最近の労使間トラブルに関する裁判例


裁判例23:アイドルがファンと性的関係を持つ行為と損害賠償責任

東京地方裁判所平成28年1月18日判決(判例タイムズ1438号231頁)

 本件は、アイドルがファンと性的関係をもった行為が契約に違反するとして、芸能プロがアイドルに対して損賠賠償請求等をした事案である。

 東京地方裁判所は、以下のとおり判示して、請求を棄却した。

 他人に対する感情は人としての本質の一つであり、恋愛感情もその重要な一つであるから、かかる感情の具体的現れとしての異性との交際、さらには当該異性と性的な関係を持つことは、自分の人生を自分らしくより豊かに生きるために大切な自己決定権そのものであるといえ、異性との合意に基づく交際(性的な関係を持つことも含む。)を妨げられることのない自由は、幸福を追求する自由の一内容をなすものと解される。
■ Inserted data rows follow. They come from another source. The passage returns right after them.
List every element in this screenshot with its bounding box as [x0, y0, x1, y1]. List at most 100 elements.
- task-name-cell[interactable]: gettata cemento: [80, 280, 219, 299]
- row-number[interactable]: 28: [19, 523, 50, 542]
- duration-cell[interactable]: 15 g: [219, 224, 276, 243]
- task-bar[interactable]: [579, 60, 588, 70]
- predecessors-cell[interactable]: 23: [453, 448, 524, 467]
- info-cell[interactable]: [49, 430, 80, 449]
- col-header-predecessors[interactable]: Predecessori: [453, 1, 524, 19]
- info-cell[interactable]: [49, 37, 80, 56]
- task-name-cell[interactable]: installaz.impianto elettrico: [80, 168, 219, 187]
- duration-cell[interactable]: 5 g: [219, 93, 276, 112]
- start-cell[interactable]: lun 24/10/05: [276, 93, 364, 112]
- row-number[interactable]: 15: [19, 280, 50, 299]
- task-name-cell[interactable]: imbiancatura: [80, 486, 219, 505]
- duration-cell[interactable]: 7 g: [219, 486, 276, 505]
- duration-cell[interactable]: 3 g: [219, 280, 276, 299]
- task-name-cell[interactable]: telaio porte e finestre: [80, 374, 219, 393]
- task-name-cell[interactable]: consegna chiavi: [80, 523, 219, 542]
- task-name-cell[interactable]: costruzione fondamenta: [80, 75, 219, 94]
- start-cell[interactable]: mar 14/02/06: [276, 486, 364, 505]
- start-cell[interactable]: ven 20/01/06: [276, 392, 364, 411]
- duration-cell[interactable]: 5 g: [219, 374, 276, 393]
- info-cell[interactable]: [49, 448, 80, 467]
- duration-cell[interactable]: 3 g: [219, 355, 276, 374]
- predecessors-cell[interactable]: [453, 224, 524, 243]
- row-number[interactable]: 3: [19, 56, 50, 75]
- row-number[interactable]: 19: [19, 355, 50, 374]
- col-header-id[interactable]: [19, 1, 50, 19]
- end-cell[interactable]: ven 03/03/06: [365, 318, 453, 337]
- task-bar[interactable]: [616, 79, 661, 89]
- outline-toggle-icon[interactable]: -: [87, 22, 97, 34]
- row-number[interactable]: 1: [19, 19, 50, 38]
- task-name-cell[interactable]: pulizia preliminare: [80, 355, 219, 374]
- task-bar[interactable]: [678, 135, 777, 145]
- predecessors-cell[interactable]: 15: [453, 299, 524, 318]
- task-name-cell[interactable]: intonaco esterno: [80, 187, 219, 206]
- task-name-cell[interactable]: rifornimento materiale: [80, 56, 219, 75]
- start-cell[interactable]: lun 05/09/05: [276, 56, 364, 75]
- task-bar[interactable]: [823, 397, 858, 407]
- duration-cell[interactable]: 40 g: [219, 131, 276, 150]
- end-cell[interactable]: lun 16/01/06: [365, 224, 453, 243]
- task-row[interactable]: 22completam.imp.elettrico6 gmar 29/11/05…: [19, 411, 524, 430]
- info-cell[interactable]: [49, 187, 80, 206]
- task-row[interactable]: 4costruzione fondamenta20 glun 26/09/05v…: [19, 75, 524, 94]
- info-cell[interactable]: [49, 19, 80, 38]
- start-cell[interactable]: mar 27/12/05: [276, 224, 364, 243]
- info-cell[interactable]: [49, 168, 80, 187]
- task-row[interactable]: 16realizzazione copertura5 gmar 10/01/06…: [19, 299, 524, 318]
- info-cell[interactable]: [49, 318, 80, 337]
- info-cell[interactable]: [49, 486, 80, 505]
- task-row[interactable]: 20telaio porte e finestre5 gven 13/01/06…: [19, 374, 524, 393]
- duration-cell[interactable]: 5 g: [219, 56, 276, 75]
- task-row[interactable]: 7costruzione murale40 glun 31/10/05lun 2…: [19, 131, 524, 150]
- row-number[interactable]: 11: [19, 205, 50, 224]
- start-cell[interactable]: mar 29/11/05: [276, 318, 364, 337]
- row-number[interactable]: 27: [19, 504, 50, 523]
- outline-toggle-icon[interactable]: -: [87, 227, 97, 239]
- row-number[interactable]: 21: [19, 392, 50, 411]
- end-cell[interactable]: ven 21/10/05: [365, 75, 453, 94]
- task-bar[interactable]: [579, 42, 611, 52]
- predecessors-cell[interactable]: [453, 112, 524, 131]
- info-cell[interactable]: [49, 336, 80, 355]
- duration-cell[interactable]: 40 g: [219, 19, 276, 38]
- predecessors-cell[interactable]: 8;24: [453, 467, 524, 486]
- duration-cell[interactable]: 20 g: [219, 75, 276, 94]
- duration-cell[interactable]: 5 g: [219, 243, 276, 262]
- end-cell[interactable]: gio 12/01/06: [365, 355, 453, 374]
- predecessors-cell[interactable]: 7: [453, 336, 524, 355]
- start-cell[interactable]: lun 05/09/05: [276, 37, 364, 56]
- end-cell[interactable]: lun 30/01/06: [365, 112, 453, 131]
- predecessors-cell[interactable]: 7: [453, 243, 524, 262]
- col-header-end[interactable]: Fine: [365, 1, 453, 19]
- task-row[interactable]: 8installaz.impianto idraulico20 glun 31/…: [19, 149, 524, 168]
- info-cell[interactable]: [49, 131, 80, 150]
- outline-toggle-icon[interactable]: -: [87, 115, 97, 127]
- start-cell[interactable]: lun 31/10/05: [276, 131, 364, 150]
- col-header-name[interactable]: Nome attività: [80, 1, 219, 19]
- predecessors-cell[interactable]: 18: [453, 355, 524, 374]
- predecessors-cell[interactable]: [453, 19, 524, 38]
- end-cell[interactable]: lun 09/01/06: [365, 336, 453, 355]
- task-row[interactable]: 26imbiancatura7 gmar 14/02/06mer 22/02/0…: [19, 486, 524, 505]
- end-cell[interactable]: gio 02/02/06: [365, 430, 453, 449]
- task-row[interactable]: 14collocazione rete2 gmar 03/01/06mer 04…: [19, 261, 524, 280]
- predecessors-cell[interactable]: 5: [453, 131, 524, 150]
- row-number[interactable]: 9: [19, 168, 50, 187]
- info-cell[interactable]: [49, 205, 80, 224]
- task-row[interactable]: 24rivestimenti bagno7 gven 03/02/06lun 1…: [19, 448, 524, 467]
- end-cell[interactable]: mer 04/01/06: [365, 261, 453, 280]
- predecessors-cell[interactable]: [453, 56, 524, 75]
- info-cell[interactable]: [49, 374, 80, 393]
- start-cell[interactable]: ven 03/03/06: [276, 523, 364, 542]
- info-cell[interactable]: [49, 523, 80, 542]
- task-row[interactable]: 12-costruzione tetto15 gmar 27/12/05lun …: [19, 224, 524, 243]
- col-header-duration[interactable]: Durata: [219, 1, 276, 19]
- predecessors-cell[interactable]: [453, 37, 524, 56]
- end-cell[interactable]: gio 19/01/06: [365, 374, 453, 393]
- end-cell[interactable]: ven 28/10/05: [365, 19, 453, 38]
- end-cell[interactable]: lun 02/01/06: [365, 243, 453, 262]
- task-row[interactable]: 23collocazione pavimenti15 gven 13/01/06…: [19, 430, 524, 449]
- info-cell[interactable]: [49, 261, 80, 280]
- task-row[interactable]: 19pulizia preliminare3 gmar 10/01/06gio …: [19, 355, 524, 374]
とすると、少なくとも、損害賠償という制裁をもってこれを禁ずるというのは、いかにアイドルという職業上の特性を考慮したとしても、いささか行き過ぎな感は否めない。

 原告である芸能プロが、被告であるアイドルに対して、性的関係を持ったことを理由に損害賠償を請求できるのは、被告が原告に積極的に損害を生じさせようとの意図を持って殊更にこれを公にしたなど、原告に対する害意が認められる場合等に限定されるべきである。